Why were they deleted? Does "once everything has been sorted and settled" in fact mean making the landowner aware of what happened? Is that why the posts were deleted, because who else would the finder not want knowing what they said about the circumstances of the find - which should be a matter of public record, as the information trashed (or not) by this artefact hunter are part of the common archaeological heritage, it does not belong just to dig-it-up "Dean".
3 comments:
The same author reports the finder was unaware of what he had found until he posted it on Facebook. Which suggests he was a Neanderthal at best.
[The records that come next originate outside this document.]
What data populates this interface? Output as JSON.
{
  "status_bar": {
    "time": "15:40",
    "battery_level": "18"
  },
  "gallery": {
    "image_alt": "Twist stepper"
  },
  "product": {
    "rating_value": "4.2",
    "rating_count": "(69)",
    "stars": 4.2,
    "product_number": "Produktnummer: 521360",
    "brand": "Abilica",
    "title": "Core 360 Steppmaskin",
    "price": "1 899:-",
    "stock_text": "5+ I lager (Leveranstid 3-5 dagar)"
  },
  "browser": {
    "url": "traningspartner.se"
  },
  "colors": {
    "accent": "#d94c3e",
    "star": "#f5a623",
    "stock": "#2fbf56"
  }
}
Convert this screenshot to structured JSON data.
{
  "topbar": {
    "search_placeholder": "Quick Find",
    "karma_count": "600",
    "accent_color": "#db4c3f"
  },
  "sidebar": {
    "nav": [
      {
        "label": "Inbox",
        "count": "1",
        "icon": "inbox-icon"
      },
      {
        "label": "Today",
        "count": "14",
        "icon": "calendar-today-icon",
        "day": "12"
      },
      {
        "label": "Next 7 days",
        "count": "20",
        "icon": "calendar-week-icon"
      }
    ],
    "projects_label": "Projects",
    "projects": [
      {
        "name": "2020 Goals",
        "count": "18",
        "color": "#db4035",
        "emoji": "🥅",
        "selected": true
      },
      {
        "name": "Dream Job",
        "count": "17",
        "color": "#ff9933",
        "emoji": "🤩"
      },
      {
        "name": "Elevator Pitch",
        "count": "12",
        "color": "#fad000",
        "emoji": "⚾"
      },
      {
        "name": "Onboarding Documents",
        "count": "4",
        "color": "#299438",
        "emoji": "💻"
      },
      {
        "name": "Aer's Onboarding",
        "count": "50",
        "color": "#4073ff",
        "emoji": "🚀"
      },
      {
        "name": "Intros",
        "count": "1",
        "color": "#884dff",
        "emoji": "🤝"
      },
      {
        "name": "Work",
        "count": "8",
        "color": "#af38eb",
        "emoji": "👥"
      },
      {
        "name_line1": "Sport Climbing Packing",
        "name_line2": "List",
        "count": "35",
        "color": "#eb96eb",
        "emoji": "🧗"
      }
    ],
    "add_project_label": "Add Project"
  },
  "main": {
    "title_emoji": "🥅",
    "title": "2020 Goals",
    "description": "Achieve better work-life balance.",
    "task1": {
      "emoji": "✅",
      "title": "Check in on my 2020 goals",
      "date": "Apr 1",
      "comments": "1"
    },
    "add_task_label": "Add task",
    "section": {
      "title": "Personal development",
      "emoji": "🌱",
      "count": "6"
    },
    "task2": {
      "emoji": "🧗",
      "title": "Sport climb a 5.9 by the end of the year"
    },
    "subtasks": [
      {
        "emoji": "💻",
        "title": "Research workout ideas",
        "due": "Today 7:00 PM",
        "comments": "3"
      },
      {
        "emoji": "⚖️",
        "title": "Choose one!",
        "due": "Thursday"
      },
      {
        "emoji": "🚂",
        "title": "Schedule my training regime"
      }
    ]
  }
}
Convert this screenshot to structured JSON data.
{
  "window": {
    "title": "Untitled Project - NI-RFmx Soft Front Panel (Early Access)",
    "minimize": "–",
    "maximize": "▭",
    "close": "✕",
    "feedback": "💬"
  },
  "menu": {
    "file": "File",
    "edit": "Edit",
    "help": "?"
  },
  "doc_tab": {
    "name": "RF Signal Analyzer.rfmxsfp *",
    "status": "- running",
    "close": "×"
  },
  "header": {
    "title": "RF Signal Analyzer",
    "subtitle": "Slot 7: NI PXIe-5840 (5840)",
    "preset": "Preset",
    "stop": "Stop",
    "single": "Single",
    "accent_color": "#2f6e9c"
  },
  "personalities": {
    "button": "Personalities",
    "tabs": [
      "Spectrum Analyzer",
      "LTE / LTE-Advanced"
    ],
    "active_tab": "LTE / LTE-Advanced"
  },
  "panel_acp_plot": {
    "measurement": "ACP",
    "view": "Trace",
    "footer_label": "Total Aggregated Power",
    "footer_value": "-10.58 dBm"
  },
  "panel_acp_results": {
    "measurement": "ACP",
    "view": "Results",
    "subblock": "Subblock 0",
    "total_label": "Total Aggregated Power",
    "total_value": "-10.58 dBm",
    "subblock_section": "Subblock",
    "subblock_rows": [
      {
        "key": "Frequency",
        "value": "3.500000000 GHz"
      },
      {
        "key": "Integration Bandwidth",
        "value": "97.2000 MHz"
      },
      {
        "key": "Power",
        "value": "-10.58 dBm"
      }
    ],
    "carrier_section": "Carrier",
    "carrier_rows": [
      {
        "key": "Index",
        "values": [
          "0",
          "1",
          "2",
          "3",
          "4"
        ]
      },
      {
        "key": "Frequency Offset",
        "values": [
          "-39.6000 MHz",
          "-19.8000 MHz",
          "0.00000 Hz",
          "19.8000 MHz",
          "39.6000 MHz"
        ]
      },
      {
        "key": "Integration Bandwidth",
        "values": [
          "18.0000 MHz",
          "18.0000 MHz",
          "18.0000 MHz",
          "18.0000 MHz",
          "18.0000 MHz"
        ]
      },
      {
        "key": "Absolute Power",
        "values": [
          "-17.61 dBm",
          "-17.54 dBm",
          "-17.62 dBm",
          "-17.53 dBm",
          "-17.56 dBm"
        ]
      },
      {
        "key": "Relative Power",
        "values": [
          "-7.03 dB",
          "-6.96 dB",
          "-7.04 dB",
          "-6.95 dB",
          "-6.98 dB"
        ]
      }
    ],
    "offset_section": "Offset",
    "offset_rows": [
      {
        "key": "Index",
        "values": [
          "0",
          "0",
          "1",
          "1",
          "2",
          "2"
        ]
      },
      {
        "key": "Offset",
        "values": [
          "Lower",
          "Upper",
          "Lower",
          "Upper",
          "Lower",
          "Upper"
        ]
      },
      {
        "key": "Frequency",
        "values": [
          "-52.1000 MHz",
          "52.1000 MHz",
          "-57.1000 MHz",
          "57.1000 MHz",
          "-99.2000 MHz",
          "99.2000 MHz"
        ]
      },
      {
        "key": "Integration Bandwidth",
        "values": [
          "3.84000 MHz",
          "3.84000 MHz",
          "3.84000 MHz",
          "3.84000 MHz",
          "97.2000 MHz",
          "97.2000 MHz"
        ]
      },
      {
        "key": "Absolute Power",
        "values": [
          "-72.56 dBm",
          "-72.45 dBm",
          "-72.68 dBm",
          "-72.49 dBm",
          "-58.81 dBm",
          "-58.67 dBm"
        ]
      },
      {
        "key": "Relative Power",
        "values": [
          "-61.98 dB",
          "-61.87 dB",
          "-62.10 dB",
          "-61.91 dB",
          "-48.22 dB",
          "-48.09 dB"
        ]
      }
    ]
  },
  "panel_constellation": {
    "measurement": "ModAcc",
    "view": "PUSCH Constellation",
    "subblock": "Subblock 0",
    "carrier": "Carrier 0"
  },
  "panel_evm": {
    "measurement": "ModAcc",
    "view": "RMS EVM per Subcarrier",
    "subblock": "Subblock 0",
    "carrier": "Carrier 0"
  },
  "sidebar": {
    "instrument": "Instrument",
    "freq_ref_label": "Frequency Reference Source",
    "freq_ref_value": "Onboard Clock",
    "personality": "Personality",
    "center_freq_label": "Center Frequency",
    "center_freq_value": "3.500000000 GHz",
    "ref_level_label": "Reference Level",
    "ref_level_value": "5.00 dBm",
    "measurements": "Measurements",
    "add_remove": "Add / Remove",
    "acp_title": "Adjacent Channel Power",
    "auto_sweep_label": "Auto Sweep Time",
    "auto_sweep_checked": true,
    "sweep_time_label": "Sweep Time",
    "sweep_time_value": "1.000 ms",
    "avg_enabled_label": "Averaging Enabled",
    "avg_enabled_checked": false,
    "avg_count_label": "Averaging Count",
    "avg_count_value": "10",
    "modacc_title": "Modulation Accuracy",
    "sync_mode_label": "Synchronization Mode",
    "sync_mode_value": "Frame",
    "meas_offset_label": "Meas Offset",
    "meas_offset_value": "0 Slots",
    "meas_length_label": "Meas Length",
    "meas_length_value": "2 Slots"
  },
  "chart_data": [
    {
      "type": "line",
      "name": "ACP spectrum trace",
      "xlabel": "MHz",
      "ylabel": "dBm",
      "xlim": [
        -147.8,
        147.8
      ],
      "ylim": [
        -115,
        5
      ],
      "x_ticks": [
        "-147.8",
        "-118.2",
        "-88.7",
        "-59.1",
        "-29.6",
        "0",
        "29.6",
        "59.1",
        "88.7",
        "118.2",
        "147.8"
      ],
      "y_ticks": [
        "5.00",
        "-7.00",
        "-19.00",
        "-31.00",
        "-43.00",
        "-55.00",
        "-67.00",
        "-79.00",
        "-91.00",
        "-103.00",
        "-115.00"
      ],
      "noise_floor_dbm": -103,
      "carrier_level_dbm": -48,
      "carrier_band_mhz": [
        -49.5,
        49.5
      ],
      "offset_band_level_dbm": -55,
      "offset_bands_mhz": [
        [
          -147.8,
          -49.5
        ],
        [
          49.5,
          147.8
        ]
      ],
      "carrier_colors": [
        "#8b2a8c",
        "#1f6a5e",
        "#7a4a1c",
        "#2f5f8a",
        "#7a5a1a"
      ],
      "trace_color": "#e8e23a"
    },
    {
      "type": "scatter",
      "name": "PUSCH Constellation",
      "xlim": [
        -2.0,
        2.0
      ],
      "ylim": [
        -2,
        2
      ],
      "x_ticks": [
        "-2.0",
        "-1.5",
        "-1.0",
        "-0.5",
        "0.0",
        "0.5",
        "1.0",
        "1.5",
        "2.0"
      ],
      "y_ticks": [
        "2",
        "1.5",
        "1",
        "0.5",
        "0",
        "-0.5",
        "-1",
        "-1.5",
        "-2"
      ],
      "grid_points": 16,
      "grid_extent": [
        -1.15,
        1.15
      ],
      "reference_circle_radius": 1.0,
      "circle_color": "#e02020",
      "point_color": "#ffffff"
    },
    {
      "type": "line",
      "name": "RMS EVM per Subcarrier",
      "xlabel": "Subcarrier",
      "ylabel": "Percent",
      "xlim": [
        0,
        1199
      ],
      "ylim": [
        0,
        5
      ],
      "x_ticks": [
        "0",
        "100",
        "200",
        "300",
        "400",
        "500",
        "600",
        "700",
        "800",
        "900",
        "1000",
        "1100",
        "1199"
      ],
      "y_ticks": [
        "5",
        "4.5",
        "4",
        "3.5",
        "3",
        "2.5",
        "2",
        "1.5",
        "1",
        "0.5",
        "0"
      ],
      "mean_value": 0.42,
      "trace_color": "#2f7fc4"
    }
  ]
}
He says the finder was metal detecting over a "farm dump" which is why he thought he'd found a bit off a tractor or something. That whole story sounds a little specious - since a little bit of metal in the green waste has tekkies foaming in the mouth, who'd be targeting an area known to be full of modern rubbish? I think the farm dump is precisely the sort of area almost any detectorist (even the ones with IQs of my cat) would be avoiding - quite apart from wasted effort digging up all those false signals, there could be dangerous waste there too. This is why we need a FULL REPORT, not just some back-slapping chit-chat in Treasure Hunter magazine.
Hmm, well I still think you'd need to be sub-neanderthal not to recognise what it was. Homo heidelbergensis detectorist. Or maybe just a fibber.